Lastly I could use another set of eyes on my gain calculation. My axis has 44704 steps/in and my linear encoders are .005mm (0.000197in) resolution. If I understand correctly my gain would be 44704*0.000197*4=35.2268. Seem about right?

[TomKerekes]

What Drives do you have? What is their interface specification? How are they wired?

You are configuring open collector mode which is basically a switch to GND. This will not turn on an Opto unless it is wired to a source like +5V. Imagine trying to turn on a light bulb with a switch. Some power source is required such as a battery. Because Pins 13 and 14 have termination resistors they can't be used in open collector mode so they always operate in TTL mode. See here.

Regarding calculation: Its not clear whether you need the factor of 4 or not. It depends on the definition of 0.005mm resolution. Is that per count or per cycle? If your off by a factor of 4 it will be easy to observe and correct.

[CS900]

What Drives do you have? What is their interface specification? How are they wired?

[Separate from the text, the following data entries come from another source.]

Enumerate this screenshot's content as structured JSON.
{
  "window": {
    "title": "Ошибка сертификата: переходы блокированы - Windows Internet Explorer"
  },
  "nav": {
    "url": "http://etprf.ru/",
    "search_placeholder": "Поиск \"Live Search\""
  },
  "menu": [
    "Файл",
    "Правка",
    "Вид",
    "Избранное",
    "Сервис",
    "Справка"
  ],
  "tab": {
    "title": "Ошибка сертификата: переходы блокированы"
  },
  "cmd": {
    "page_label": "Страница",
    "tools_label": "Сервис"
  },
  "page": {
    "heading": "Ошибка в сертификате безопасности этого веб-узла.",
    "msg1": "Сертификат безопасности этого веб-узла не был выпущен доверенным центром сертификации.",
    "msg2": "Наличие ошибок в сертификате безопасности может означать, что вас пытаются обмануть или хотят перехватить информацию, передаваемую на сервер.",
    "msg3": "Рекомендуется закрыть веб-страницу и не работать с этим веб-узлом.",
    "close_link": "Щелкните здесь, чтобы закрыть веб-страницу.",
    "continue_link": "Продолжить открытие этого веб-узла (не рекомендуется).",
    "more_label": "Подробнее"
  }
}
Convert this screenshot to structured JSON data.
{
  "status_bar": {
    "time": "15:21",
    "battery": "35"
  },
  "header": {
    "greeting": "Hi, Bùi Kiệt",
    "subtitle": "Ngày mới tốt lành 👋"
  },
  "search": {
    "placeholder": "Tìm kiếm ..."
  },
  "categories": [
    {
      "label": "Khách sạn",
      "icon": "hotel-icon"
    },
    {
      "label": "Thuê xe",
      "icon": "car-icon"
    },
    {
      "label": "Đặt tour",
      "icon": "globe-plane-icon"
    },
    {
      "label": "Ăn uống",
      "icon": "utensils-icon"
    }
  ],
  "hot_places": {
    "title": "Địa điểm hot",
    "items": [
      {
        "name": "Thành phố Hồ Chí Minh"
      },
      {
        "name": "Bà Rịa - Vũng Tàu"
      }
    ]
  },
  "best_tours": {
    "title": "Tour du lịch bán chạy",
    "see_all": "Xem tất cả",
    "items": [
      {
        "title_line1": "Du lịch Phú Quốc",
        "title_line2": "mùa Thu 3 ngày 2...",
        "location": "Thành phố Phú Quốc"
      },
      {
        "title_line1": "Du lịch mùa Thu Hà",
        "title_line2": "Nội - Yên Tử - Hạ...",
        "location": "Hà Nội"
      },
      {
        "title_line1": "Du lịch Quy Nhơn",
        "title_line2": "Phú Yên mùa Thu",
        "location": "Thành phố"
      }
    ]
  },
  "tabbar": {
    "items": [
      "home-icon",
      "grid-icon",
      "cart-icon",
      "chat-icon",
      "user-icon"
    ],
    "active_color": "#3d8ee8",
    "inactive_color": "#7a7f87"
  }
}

You are configuring open collector mode which is basically a switch to GND. This will not turn on an Opto unless it is wired to a source like +5V. Imagine trying to turn on a light bulb with a switch. Some power source is required such as a battery. Because Pins 13 and 14 have termination resistors they can't be used in open collector mode so they always operate in TTL mode. See here.

Regarding calculation: Its not clear whether you need the factor of 4 or not. It depends on the definition of 0.005mm resolution. Is that per count or per cycle? If your off by a factor of 4 it will be easy to observe and correct.

Ok, that little light bulb just went off in my head. All 3 drives are the DM556 stepper drivers, which are TTL compatible. I have them wired so that the step and direction signals (required to be 5V signals) are wired directly to JP4 and JP6 connectors, and the ground connections go directly to ground points on the kanalog.

Channels 0 and 2 are forced to TTL mode due to mechanical design of the board which is why they work as-is on any driver I tried. What I overlooked is I should have channel 1, output 0 set to 9 to activate TTL mode.


I'll take a look at the spec sheet tonight for the encoder, but I know if I don't have it in the calculation, the position recorded is significantly smaller than the commanded position on the step response graph.

I'm super excited to start tuning my system! Thanks for your help Tom, I'll make that change tonight and I'll be amazed if it doesn't fix it.

[CS900]

worked like a champ. Thanks again.